SpaceX has decided to avoid the use of hydrogen on their Falcon 9 rocket, which is said to be an "optimization for cost," as liquid hydrogen is very cold and therefore more expensive to handle. The Falcon 9 uses the same kerolox fuel and mostly the same engine on both stages to take advantage of commonality and mass production. The lower specific impulse however gives it a disadvantage if you are sending a probe on an interplanetary trajectory, but the reduction in systems, manufacturing, and operating costs is said to be worth it for most launches.
SpaceX's Starship rocket currently in development plans to use methane on all stages as it can be stored for long periods of time (liquid hydrogen can boils off and leak out), can be made on Mars more easily, and is good for reusable engines as it produces less carbon deposits (coking) compared to kerolox and less hydrogen embrittlement compared to hydrolox.

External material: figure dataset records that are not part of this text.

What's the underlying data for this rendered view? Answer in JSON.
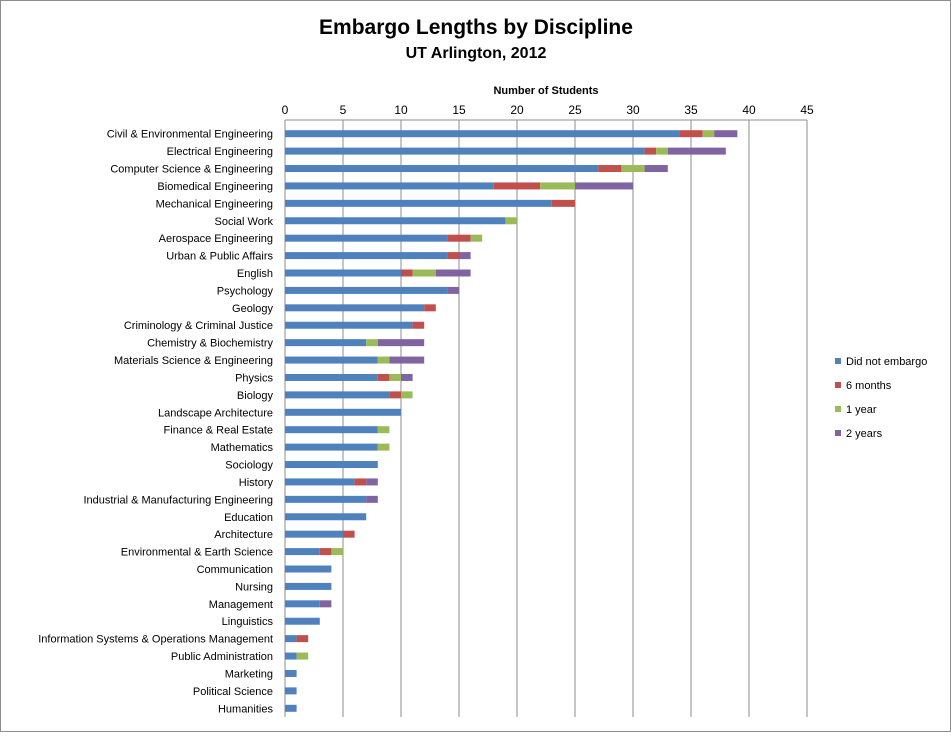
{
  "chart_data": {
    "type": "bar",
    "orientation": "horizontal",
    "stacked": true,
    "title": "Embargo Lengths by Discipline",
    "subtitle": "UT Arlington, 2012",
    "xlabel": "Number of Students",
    "ylabel": "",
    "xlim": [
      0,
      45
    ],
    "xticks": [
      0,
      5,
      10,
      15,
      20,
      25,
      30,
      35,
      40,
      45
    ],
    "grid": true,
    "legend": "right",
    "categories": [
      "Civil & Environmental Engineering",
      "Electrical Engineering",
      "Computer Science & Engineering",
      "Biomedical Engineering",
      "Mechanical Engineering",
      "Social Work",
      "Aerospace Engineering",
      "Urban & Public Affairs",
      "English",
      "Psychology",
      "Geology",
      "Criminology & Criminal Justice",
      "Chemistry & Biochemistry",
      "Materials Science & Engineering",
      "Physics",
      "Biology",
      "Landscape Architecture",
      "Finance & Real Estate",
      "Mathematics",
      "Sociology",
      "History",
      "Industrial & Manufacturing Engineering",
      "Education",
      "Architecture",
      "Environmental & Earth Science",
      "Communication",
      "Nursing",
      "Management",
      "Linguistics",
      "Information Systems & Operations Management",
      "Public Administration",
      "Marketing",
      "Political Science",
      "Humanities"
    ],
    "series": [
      {
        "name": "Did not embargo",
        "color": "#4F81BD",
        "values": [
          34,
          31,
          27,
          18,
          23,
          19,
          14,
          14,
          10,
          14,
          12,
          11,
          7,
          8,
          8,
          9,
          10,
          8,
          8,
          8,
          6,
          7,
          7,
          5,
          3,
          4,
          4,
          3,
          3,
          1,
          1,
          1,
          1,
          1
        ]
      },
      {
        "name": "6 months",
        "color": "#C0504D",
        "values": [
          2,
          1,
          2,
          4,
          2,
          0,
          2,
          1,
          1,
          0,
          1,
          1,
          0,
          0,
          1,
          1,
          0,
          0,
          0,
          0,
          1,
          0,
          0,
          1,
          1,
          0,
          0,
          0,
          0,
          1,
          0,
          0,
          0,
          0
        ]
      },
      {
        "name": "1 year",
        "color": "#9BBB59",
        "values": [
          1,
          1,
          2,
          3,
          0,
          1,
          1,
          0,
          2,
          0,
          0,
          0,
          1,
          1,
          1,
          1,
          0,
          1,
          1,
          0,
          0,
          0,
          0,
          0,
          1,
          0,
          0,
          0,
          0,
          0,
          1,
          0,
          0,
          0
        ]
      },
      {
        "name": "2 years",
        "color": "#8064A2",
        "values": [
          2,
          5,
          2,
          5,
          0,
          0,
          0,
          1,
          3,
          1,
          0,
          0,
          4,
          3,
          1,
          0,
          0,
          0,
          0,
          0,
          1,
          1,
          0,
          0,
          0,
          0,
          0,
          1,
          0,
          0,
          0,
          0,
          0,
          0
        ]
      }
    ]
  }
}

However, most other launch service providers that have already developed hydrolox engines are still planning to use them, such as Blue Origin. If another company or space agency has already developed hydrolox engines, would a switch from hydrolox to methalox be a step backward since a new engine (which has less specific impulse compared to hydrolox) needs to be developed, or a step forward in terms of reducing overall cost in the long-term?